M: Stratejik olarak iş ikiye bölünüyor. Bizim bir platformumuz var, bir ürünümüz var. Bunun altyapısını geliştirmeye, iyileştirmeye ve yakın teknolojiye ayak uydurma ihtiyacı doğuyor. Altyapı teknolojisinin yenilemeleri, performans artırmaları gibi işlerimiz oluyor. Bunun yanında da piyasada benzer, muadil ürünlerin neler yaptığını, süreç olarak neleri uyarladıklarını, neleri hazır paket olarak müşterilere sunduklarını biraz araştırmak gerekiyor. İki kanaldan yürüttüğümüz zaman doğru planlama, doğru analiz, doğru ihtiyaç karşılama şeklinde ilerliyor. Daha çok altyapıda güncel teknolojilere ayak uydurmaya çalıştığımızı söyleyebilirim. Piyasada ihtiyaç duyulan şeyleri önceliklendirmeye çalışıyoruz. Burada da müşteri ihtiyaçları ve yorumları çok önemli hale geliyor. İhtiyaçlar doğrultusunda ürünümüze ne katabiliriz. Bu ihtiyaçları en hızlı nasıl karşılarıza odaklıyız. Ek olarak piyasada benzer ürünler neler yapıyor, low-code’da hangi ürünler geliştirilebiliyor, paketlediğimiz ürünler bunları destekliyor mu karşılıyor mu? Piyasadaki rakipler bunlarla ilgili neler yapıyor? Yetenekleri neler? Bunları göz önünde bulunduruyoruz ve bunlarla bir road-map çıkarıyoruz. İyi planlama, doğru zamanda doğru ürün paketini çıkma ve tabii ki kaliteli ve sorunsuz ürün sunmak piyasaya en önemli stratejimiz.
Bir ürünün yaşam döngüsünü yönetirken, özellikle hangi aşamalarda odaklanıyorsunuz? Ürün geliştirme müdürü olarak, bu aşamalarda karşılaştığınız en büyük zorluklar nelerdir?
M:Eğer altyapıda teknolojik bir yenilemeyse bu iş yeni katacağımız özellikler veya yeni altyapıya geçişte bütün altyapının iyileşmesi gerekiyor mu? gerekmiyor mu?

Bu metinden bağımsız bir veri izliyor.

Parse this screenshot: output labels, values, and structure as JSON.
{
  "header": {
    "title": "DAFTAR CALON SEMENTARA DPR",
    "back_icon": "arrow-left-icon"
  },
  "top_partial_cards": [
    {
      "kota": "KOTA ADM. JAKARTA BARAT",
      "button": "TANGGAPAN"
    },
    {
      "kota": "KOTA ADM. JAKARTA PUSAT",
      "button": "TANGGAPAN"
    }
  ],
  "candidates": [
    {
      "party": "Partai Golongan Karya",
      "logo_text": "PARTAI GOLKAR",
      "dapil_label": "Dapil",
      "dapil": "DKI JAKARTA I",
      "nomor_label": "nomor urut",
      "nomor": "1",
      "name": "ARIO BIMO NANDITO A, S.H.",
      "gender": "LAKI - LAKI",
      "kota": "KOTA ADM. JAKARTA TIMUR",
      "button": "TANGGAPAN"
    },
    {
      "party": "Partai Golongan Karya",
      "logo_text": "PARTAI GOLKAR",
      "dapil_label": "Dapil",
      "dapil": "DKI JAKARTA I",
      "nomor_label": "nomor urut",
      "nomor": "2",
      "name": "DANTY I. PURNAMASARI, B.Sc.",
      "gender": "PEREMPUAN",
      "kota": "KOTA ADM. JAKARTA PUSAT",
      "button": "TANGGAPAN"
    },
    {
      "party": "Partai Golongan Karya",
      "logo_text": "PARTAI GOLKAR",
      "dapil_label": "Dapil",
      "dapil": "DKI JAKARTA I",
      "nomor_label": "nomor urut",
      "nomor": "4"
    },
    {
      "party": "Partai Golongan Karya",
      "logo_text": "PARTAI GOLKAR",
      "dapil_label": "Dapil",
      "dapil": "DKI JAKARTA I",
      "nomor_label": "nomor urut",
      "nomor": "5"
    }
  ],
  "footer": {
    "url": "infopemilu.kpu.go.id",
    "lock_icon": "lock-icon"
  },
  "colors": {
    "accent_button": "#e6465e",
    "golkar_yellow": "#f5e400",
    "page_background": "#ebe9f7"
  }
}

Eğer gerekmiyorsa biz parça parça şuraları iyileştiririz dediğimiz zamanda var olan mevcut yapıya ayak uydurmama gibi veya teknolojinin birbirini desteklememesi gibi durumlar söz konusu olabiliyor. İşte o noktalarda çok detaylı yapacağımız zaman planlaması işin içine girmiş oluyor. Biraz bufferlı zaman planlaması yapmaya çalışıyorum, ihtimal vererek ilerliyorum. Erken bitiriyorsak zaman cebimize kar kalıyor ama onun dışında bir problem ile karşılaşırsak en azından onu çözme vaktimiz olsun. Çünkü altyapıyı geliştirme ve yazılımı iyileştirme işi Ar-Ge işi. Dolayısıyla araştırarak, bakarak, öğrenerek yapıyorsunuz. Çok sıkıştığımız noktalarda ekipteki piyon arkadaşlarımızdan destek alıyoruz, her yere implement edebildiğimiz, her yere taşıyıp uzmanlıklarından yararlandığımız, onlarla biraz görev kaydırmaları oluyor. Diğer taraftan müşteriye dokunan projelerde yani var olan ürünün üzerine yaptığımız uyarlamalarda tabii ki yeniden bufferlı süreler çok kıymetli oluyor, doğru insanları projeye kaydırmak da keza öyle ama en doğru olan şey aslında doğru analiz yapmak oluyor. Doğru soruyu sormak ve doğru analizi çıkarmak, müşterinin istediğini doğru anladığınız zaman planı da doğru yapıyorsunuz, buffera gerek kalmıyor. Bu planlamalar ile ilerliyoruz, şimdiye kadar çok büyük projeleri büyük başarılarla tamamladık.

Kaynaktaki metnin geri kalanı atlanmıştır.